Summary Saddam HusseinSaddam Hussein Abd al-Majid al-Tikriti (28 April 1937 – 30 December 2006) was an Iraqi politician who served as the fifth President of Iraq from 16 July 1979 until 9 April 2003. He was a leading member of the revolutionary Arab Socialist Ba’ath Party. He played a key role in the 1968 coup that brought the party to power in Iraq. In 2003, a coalition led by the United States invaded Iraq to depose Saddam, in which U.S. President George W. Bush and British Prime Minister Tony Blair erroneously accused him of possessing weapons of mass destruction and having ties to al-Qaeda. On 5 November 2006, Saddam was convicted by an Iraqi court of crimes against humanity related to the 1982 killing of 148 Iraqi Shi’a and sentenced to death by hanging. Saddam’s brother and father died of cancer before his birth, and his mother attempted to abort her pregnancy and commit suicide. His mother remarried, and Saddam gained three half-brothers through this marriage. At about age 10, Saddam fled the family and returned to live in Baghdad with his uncle Khairallah Talfah, who became a father figure to Saddam. Under the guidance of his uncle, he attended a nationalistic high school in Baghdad. After secondary school, Saddam studied at an Iraqi law school for three years, dropping out in 1957 to join the revolutionary Ba’ath Party, which his uncle was a supporter. Later in his life, relatives from his native Tikrit became some of his closest advisors and supporters. In the early 1970s, Saddam nationalized oil and foreign banks leaving the system eventually insolvent mostly due to the Iran–Iraq War, the Gulf War, and UN sanctions.

He suppressed several movements, particularly Shi’a and Kurdish movements which sought to overthrow the government or gain independence, respectively. Saddam’s invasions of Iran and Kuwait also resulted in hundreds of thousands of deaths.

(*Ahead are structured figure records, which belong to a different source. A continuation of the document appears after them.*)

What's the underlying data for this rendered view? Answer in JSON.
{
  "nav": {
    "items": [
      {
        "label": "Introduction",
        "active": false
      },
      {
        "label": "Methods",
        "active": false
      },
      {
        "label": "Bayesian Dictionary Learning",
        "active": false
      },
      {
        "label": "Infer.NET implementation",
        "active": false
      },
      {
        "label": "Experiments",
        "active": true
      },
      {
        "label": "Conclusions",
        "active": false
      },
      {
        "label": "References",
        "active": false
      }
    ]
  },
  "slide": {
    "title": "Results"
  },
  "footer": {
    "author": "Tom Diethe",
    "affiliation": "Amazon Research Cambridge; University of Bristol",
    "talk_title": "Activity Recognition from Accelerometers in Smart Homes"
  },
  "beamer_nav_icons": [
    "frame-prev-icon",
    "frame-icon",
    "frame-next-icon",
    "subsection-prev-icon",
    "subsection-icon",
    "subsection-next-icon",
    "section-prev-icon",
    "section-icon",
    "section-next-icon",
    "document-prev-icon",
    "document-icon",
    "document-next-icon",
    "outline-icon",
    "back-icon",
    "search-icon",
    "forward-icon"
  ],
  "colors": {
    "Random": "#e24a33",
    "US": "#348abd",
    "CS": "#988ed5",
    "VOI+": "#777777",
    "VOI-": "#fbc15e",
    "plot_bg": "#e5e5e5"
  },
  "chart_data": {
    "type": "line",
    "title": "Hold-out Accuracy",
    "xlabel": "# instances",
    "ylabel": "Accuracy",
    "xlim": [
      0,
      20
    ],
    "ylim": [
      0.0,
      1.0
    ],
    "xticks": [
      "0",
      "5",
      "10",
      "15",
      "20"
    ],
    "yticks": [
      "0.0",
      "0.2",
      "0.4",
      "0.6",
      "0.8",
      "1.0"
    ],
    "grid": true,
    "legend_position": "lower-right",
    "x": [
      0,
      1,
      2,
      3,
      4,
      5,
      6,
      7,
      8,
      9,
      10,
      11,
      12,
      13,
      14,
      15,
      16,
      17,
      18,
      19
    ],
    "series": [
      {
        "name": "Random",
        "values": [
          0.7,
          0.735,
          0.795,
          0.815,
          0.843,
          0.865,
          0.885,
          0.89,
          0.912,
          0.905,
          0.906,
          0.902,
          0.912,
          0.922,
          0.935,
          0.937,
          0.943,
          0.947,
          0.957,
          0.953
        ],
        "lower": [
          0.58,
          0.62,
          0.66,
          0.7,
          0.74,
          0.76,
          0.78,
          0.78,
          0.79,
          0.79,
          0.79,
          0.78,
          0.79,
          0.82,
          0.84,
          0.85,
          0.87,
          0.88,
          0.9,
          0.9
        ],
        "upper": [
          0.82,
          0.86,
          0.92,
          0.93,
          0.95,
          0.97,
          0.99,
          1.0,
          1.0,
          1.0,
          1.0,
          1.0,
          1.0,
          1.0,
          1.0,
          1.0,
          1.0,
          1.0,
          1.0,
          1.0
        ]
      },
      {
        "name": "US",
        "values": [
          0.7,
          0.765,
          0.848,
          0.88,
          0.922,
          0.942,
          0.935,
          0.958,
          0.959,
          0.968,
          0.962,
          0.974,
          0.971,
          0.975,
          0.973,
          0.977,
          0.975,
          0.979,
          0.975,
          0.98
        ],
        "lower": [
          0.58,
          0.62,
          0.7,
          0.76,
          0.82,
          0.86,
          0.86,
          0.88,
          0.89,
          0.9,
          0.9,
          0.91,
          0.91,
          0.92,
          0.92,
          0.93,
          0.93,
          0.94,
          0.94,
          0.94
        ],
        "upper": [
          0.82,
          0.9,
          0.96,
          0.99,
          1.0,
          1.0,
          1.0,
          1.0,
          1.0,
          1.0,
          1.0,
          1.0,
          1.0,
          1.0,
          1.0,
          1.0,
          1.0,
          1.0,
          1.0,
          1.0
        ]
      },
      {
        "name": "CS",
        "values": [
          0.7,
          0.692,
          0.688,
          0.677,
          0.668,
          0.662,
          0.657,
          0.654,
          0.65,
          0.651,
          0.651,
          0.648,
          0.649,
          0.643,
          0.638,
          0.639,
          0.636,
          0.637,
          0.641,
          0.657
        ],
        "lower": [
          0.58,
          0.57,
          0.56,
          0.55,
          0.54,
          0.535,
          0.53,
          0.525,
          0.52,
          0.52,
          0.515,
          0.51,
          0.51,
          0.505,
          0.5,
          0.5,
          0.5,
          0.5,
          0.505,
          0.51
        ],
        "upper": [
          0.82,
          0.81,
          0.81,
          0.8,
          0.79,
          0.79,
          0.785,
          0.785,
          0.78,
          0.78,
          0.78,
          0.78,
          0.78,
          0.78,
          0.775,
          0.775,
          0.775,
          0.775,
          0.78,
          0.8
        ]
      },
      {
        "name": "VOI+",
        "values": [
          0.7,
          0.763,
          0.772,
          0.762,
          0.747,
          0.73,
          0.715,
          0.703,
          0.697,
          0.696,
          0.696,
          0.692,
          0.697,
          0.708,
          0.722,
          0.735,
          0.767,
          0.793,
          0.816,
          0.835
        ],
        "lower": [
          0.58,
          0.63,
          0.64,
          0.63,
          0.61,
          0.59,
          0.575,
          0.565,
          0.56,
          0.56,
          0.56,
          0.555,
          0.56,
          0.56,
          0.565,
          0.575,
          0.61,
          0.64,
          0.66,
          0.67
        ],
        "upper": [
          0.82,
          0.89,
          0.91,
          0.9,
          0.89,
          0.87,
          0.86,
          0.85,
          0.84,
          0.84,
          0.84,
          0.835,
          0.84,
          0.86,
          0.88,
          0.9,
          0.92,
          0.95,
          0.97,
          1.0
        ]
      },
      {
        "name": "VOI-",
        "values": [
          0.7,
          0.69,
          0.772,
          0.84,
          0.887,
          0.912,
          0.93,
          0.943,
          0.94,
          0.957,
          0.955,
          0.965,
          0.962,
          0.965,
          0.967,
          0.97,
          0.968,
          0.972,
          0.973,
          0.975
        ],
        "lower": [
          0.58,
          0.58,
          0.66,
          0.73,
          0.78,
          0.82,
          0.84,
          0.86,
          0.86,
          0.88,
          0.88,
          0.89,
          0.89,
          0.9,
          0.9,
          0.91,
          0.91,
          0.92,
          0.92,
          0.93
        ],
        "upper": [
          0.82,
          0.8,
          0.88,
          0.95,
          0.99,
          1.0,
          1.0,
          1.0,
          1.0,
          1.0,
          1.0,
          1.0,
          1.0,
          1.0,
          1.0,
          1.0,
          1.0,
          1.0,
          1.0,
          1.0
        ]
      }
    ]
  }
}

The total number of Iraqis killed by the security services of Saddam’s government in various purges and genocides is conservatively estimated to be 250,000. In 1955, there were fewer than 300 Baath Party members in Iraq and Iraq and it is believed that Saddam’s primary reason for joining the party was opposed to the more established Iraqi nationalist parties. Saddam apparently supported himself as a secondary school teacher. During this time, Saddam supported himself through his uncle as a primary school teacher, and later as a law school teacher as well. He later became the mayor of Baghdad during Saddam’s time in power, until his notorious corruption compelled Saddam to force him out of office. Saddam was a devout Sunni Muslim and a veteran of the 1941 Anglo-Iraqi War between Iraqi nationalists and the United Kingdom, which remained a major colonial power in the region. He had a large following in Syria and the following year, he became a leading figure in the Arab Socialist Revolutionary Party of Syria and other Arab Socialist parties in the Middle East.